To catch up, I decided to introduce one of such filmmaking fiascoes and its lawyers who, most likely, took the bait and replied to one of the spam-like offers promising loads of money for little work. Well, people still fall for the Nigerian scam, so it is not too surprising. What is surprising (and sad) is that otherwise respectable attorneys decide to wander into the shady world of the trolling business model, the model that is “essentially an extortion scheme,” according to Judge Otis Wright.
Meet Breaking Glass Pictures and its “masterpiece” — a horror movie “6 Degrees of Hell” (IMDB rating: 2.8 out of 10). We don’t know the exact price tag¹ and box office numbers, but simply reading a couple of user and critic reviews, we can conclude that producers have been able to collect just a fraction of what they invested into the production:
My take away here is simply walk away, enuff said. (6 degrees of boredom…) — HorrorNews.net.
But you know… you can always blame the consequences of lame filmmaking on bloody pirates. So, a trolling lawsuit has been filed by Alexandra Capachietti of Burson and Levinson LLP in the Massachusetts District: Breaking Glass Pictures v. Swarm (MAD 13-cv-10735). Another attorney listed in the complaint is Shepard Davidson of the same firm.

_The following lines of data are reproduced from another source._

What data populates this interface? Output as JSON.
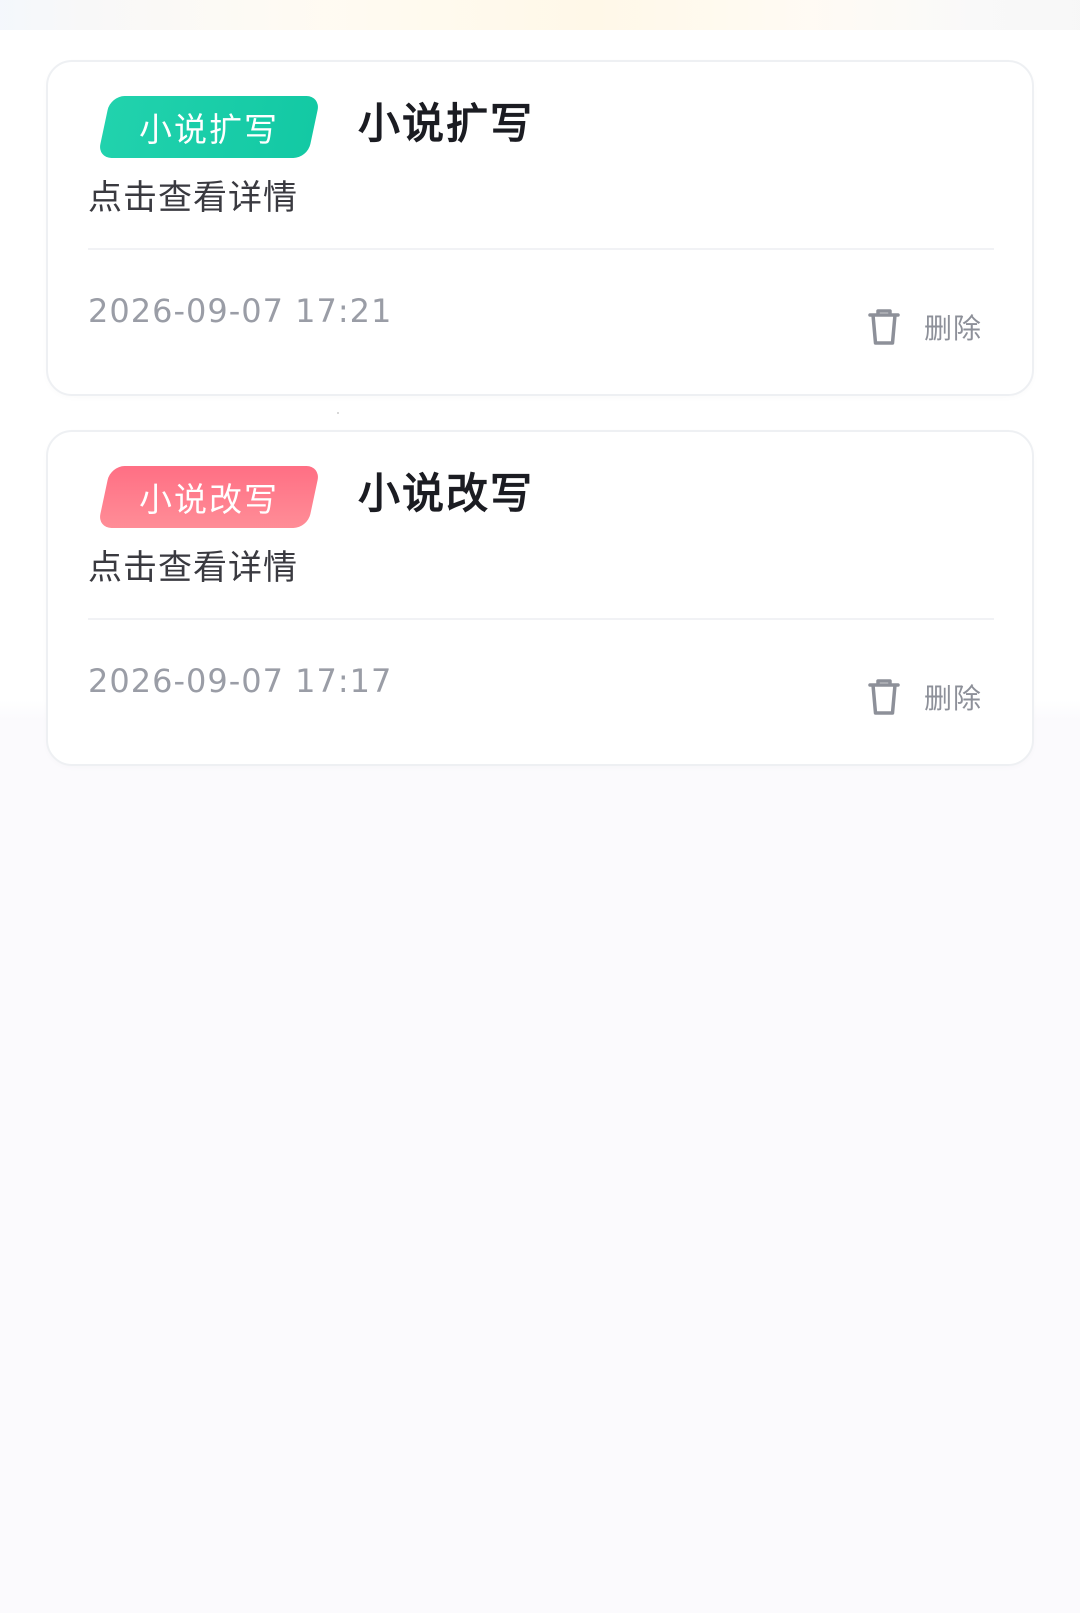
{
  "colors": {
    "tag_expand": "#16cba6",
    "tag_rewrite": "#ff7b8a",
    "title": "#1b1c22",
    "subtitle": "#3a3a40",
    "time": "#9a9da6",
    "delete": "#8d9099"
  },
  "records": [
    {
      "tag": "小说扩写",
      "title": "小说扩写",
      "subtitle": "点击查看详情",
      "time": "2026-09-07 17:21",
      "delete_icon": "trash-icon",
      "delete_label": "删除"
    },
    {
      "tag": "小说改写",
      "title": "小说改写",
      "subtitle": "点击查看详情",
      "time": "2026-09-07 17:17",
      "delete_icon": "trash-icon",
      "delete_label": "删除"
    }
  ]
}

The complaint lists 91 Does, and the timestamps of alleged infringements span two months. This lawsuit dead on arrival in my opinion: in light of the last year rulings, swarm-based joinder is a no-go in Massachusetts. Recently this case was referred to Judge Leo Sorokin, which makes me almost certain that 90 Does will be severed from this case rather soon. But what really made my day (and what explains the title of this post) is the first paragraph of the complaint, where the second sentence is all-capital and bold:
THE MOTION PICTURE IS NOT A PORNOGRAPHIC FILM.
One cannot make it up. Reading this yell-out, I can’t help hearing:
- Since this lawsuit is not about “Teen anal sluts,” your honor must ignore the solid case law regarding joinder, and allow me to rob the court district of $31,500 in filing fees ($350 for each Doe if filed individually).
- Since this lawsuit is not about “Big Black Beef Stretches Little Pink Meat #7,” it is not a shakedown campaign, so it is appropriate to send out letters threatening $150,000 statutory damages and demanding a couple of thousand dollars to make this nightmare to go away (which is less than the cost of defense even if a Doe is innocent).
- Since this lawsuit is not about “Mom’s Black Cock Anal Nightmare 2,” it is OK to lie in these letters that “unless you send us money, you will be named as a defendant.”
- Since this lawsuits is not about “Jeff Cums in Colby’s Mouth,” a subscriber can be treated as an infringer and it is fine to threaten and harass him or her.
- Since this lawsuit is not at all about pornography, we only protect the rights of starving artists, and do not abuse the loopholes in the copyright law. Not at all.
I want to conclude this post with a quote from the abovementioned Rob Cashman’s post:
[...] If I’ve offended anyone, I’m not sorry — new attorneys shouldn’t be taking on copyright trolling cases. If you are really interested in stopping piracy of your copyrighted content, then there are better ways to police your client’s copyrights than to let the infringement continue and then sue the downloaders. Try a DMCA take down letter one day. You might find that it works.
Making awful movies does not make you entitled to profit. There is a sad correlation: the majority of movies that are subject to copyright trolling lawsuits are box office failures, and while I do not advocate illegal downloading, only a cynical, lying, hypocritical troll can argue that piracy is a major contributor to those failures. This and similar lawsuits are about easy money at the expense of disturbed lives, damaged careers and relationships, as well as serious overall harm to the productive society.
Shame on you, Alexandra Capachietti and Shepard Davidson, — baby copycat trolls.
- Thanks to John Henry for a nice catch: it happens that these two troll attorneys are not strangers to this shakedown “business”: NGN Prima Productions, Inc. v. Swarm and Does 1-17 (MAD 12-cv-11877) was filed on 10/05/2012, nothing has been happening on this case since then. A copycat complaint alleges infringement of “Recoil” — a movie by NGN Prima Productions, a Canadian company that also targets Canadian Internet subscribers.
- Another John Henry’s nice catch: the complaint is plagiarized from Horny Black Baby Sitters #3 (Texas crooks Chalker Flores LLP, who, in turn, plagiarized it from Marc Randazza’s pleading). Paragraph after paragraph verbatim. Judging on the title, it is a pornographic movie, which doubles the irony of the fact that “combatants against piracy” Alexandra Capachietti and Shepard Davidson don’t think twice before pilfering others’ pleadings.